Seeking an answer to what the upcoming fall calf crop’s price will be is always top of mind for producers. “CattleFax is estimating highs of $145 to $150 per cwt in 2018,” said Murphy.
Mark Johnson, Beef Marketing Agent for Producers Livestock Association, Omaha, Neb., agrees with Hanson. “A lot of cattle moved early this year and were placed in yards,” said Johnson. Contributing conditions were limited wheat field grazing in the South, drier conditions in the Northern Plains and overall a market creating an incentive to sell rather than hold calves over, commented Johnson.
With a territory stretching statewide, the Centerville, S.D., representative said, “Producers especially East River, ended 2017 with ample feed and a low corn price, encouraging farmer feeders to go back into a more diversified operation, feeding the corn rather than hauling it to town.” For 2018, Johnson sees feeder cattle in good demand, with the market staying strong in comparison to the fed cattle market.
“There were some good profits during most of last year, and some producers missed that opportunity because someone else had a sharper pencil.” Johnson reminds feeders going into 2018 to know your breakevens, cost of gains, and what to expect for a basis along with the use of the futures or packer agreements to be priced by the second half of the year.
Hanson is cautious to make predictions about the grass cattle market for summer 2018 because things can change based on moisture levels.

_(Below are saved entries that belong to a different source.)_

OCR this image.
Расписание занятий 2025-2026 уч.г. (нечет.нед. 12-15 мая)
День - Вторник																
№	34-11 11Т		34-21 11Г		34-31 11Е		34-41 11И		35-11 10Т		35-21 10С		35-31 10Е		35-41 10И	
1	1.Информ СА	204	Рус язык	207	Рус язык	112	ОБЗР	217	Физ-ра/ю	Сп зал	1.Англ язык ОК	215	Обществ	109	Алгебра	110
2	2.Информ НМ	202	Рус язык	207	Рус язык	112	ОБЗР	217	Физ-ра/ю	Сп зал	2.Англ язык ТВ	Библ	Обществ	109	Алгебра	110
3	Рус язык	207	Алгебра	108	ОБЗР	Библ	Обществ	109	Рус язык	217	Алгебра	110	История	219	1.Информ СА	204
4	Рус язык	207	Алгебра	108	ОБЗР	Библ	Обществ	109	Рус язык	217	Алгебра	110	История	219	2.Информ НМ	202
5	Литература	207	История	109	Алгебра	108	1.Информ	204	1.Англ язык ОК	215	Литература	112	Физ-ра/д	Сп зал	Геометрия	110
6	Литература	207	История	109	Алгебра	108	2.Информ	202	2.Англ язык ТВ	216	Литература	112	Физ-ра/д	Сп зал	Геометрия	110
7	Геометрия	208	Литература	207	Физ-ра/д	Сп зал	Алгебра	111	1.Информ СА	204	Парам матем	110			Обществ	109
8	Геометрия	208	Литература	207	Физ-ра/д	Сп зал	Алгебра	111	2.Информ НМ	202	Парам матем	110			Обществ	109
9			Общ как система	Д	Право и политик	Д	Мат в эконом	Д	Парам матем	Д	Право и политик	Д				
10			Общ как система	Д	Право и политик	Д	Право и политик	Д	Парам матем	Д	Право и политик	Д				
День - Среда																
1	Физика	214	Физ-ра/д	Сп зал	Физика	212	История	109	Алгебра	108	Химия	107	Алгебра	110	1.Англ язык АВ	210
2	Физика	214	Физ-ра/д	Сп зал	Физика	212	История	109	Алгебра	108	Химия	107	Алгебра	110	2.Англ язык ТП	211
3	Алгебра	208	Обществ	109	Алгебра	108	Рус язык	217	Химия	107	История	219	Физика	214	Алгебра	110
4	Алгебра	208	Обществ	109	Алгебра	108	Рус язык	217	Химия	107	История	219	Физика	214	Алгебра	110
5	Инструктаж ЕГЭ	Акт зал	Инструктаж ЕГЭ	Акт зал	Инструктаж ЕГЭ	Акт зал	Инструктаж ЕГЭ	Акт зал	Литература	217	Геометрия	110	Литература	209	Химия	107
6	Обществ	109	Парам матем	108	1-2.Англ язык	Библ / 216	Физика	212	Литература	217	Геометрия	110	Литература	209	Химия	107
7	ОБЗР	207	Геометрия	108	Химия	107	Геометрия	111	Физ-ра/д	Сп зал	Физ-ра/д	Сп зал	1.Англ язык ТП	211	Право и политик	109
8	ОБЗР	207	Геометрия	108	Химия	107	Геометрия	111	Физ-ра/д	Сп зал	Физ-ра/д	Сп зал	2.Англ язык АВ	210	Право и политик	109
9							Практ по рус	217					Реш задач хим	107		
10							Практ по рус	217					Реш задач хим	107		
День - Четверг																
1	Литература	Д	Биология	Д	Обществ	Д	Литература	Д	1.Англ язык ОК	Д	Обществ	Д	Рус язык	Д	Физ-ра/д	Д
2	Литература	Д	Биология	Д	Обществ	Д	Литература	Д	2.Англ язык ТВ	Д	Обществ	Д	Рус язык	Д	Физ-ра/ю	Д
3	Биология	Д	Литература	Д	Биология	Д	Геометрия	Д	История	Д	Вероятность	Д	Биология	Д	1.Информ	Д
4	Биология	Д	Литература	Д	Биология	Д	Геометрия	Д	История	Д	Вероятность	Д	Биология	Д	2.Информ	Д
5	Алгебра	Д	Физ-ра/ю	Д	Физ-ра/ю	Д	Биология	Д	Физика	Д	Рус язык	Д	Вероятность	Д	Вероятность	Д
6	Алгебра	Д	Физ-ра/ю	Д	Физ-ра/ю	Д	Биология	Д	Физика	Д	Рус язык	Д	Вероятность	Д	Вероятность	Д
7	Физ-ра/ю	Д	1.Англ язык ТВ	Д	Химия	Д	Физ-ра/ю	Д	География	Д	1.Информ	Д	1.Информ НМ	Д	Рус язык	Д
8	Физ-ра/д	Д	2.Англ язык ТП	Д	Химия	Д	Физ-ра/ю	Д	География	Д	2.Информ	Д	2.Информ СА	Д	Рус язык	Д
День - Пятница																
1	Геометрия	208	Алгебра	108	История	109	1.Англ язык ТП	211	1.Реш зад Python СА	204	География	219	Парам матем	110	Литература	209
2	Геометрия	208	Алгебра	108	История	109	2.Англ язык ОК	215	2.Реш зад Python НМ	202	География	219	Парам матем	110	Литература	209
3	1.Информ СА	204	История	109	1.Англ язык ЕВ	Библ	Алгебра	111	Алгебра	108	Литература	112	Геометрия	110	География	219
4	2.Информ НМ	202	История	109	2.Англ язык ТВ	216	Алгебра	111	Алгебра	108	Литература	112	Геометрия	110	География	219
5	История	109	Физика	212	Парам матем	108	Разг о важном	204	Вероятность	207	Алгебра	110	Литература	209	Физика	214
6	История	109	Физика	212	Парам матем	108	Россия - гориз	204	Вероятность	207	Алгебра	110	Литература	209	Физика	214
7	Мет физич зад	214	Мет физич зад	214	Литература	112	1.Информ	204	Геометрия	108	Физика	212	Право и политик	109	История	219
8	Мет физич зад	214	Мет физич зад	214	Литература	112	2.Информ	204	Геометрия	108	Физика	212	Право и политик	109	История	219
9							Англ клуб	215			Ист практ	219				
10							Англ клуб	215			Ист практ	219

However, Hanson is more positive about how a regional drought impacts producers’ today than in years past. “We are fortunate to have the technology to spread the word quicker to a larger area and number of cattle producers when drought hits a region, forcing a liquidation of cattle out of that region,” he said. “Cattle buyers are willing to put wheels under the cattle and haul them 600 to 1,000 miles or more, which has stabilized some of the losses we have seen from droughts in the past.”